Storing error reason for when job retries

Hey! We’re trying to handle a retry where we’d like to attach some metadata to why as the job is retrying (the reason why it failed). How would we most easily go about this?
We’re thinking of creating a database table outside of Oban to store that associated information. But wanted to check if there’s some prefered way of doing this.

We found out from #oban in the Elixir slack that the error array can be used for this purpose, but from the error array we don’t get the reason, just a error string (which includes the reason). We’d rather have the reason. Is there an easy way to do this?

Thanks!

The original, unformatted reason is available in the job’s unsaved_error field. That field is populated with the kind, reason, and stacktrace of an exception or crash after execution. That’s what is formatted and stored in the errors array, but it isn’t stored in a raw form.

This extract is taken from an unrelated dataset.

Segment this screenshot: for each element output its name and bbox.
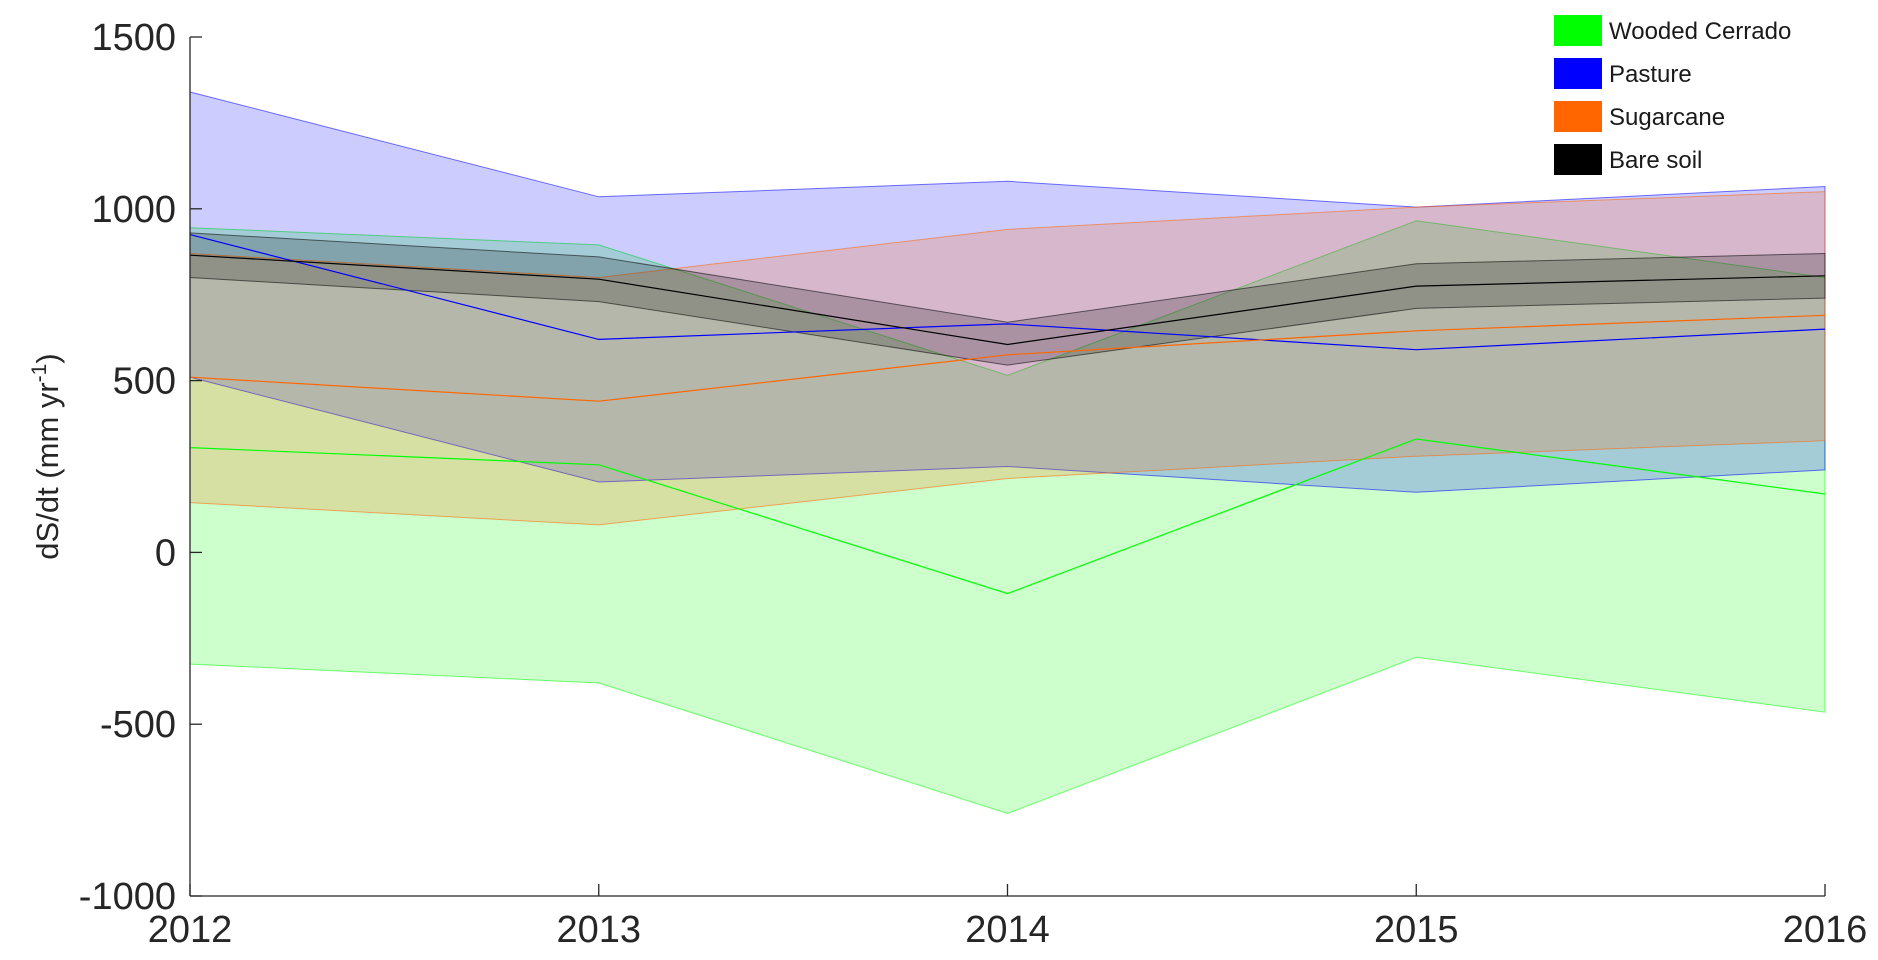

You can retrieve and store the raw unsaved_error with a telemetry handler:

def handle_event([:oban, :job, :exception], _timing, %{job: job}, _conf) do
  reason = job.unsaved_error.reason
  ...
end

Storing the raw exception in a separate table seems like a corelation and maintenance burden. Perhaps you could raise a custom error instead?

defmodule MyWorker do
  use Oban.Worker

  defmodule Error do
    defexception [:message]
  end

  @impl Oban.Worker
  def perform(%{args: args}) do
    with {:error, reason} <- do_something_with_args(args) do
      raise Error, reason
    end
  end
end
1 Like

I work with @graborg and can expand on the use case. When performing the job, we call another service that may result in a partial error. On partial failures, this service returns an opaque string token that should be passed along if the call is retried. The token is used on the other end to exclude the already-performed work.

If we return {:error, token} in our worker, we see that the token is stored in the error array, but it seems unsafe to retrieve it back. I’ve hardcoded perform/1 to return {:error, "hello"} and see this string in the relevant “error” field:

"** (Oban.PerformError) MyWorker failed with {:error, \"hello\"}"

It would be possible to parse this string, but that might break if formatting changes in the future.

I see a few ways:

  • Parsing the token from the error string. feels unsafe…
  • Picking up the error reason through telemetry. Seems like a misuse of telemetry data
  • Storing the token in a table with a reference to the oban job, with delete cascade set on the foreign key so they clean up. Still might be unsafe, as the oban job is updated by Oban outside perform, and so in a different transaction
  • We can write manually to the job’s meta by updating it with Ecto while we’re still in perform/1.
  • Discarding the current job and enqueuing a different job specific to retries of partial failures, with the token in args. A bit of cognitive overhead, but perhaps not so bad
  • Adding functionality to Oban to extract the error reason safely from the string stored in errors array. That would add a maintenance burden, but we’d be happy to contribute

Do you see a better way to retrieve context from an error when retrying jobs?

That’s the error it uses when you return an {:error, reason} tuple. If you raise an exception instead it will use the formatted output of that exception. That’s why I suggested defining a custom error, you control the formatting. For example:

defmodule MyApp.Error do
  defexception [:message]
end

Exception.format(:error, MyApp.Error.exception("Token <<123-abc>>"), [])
# => "** (MyApp.Error) Token <<123-abc>>"

Then you’re in complete control of the format and can reliably parse out the token, if necessary.

That’s how error reporting from Oban works already, so not much of a misuse.

There’s no reliable way to do that from Oban itself because it will store the output of any exception. They are normalized as much as possible, but it’s unpredictable.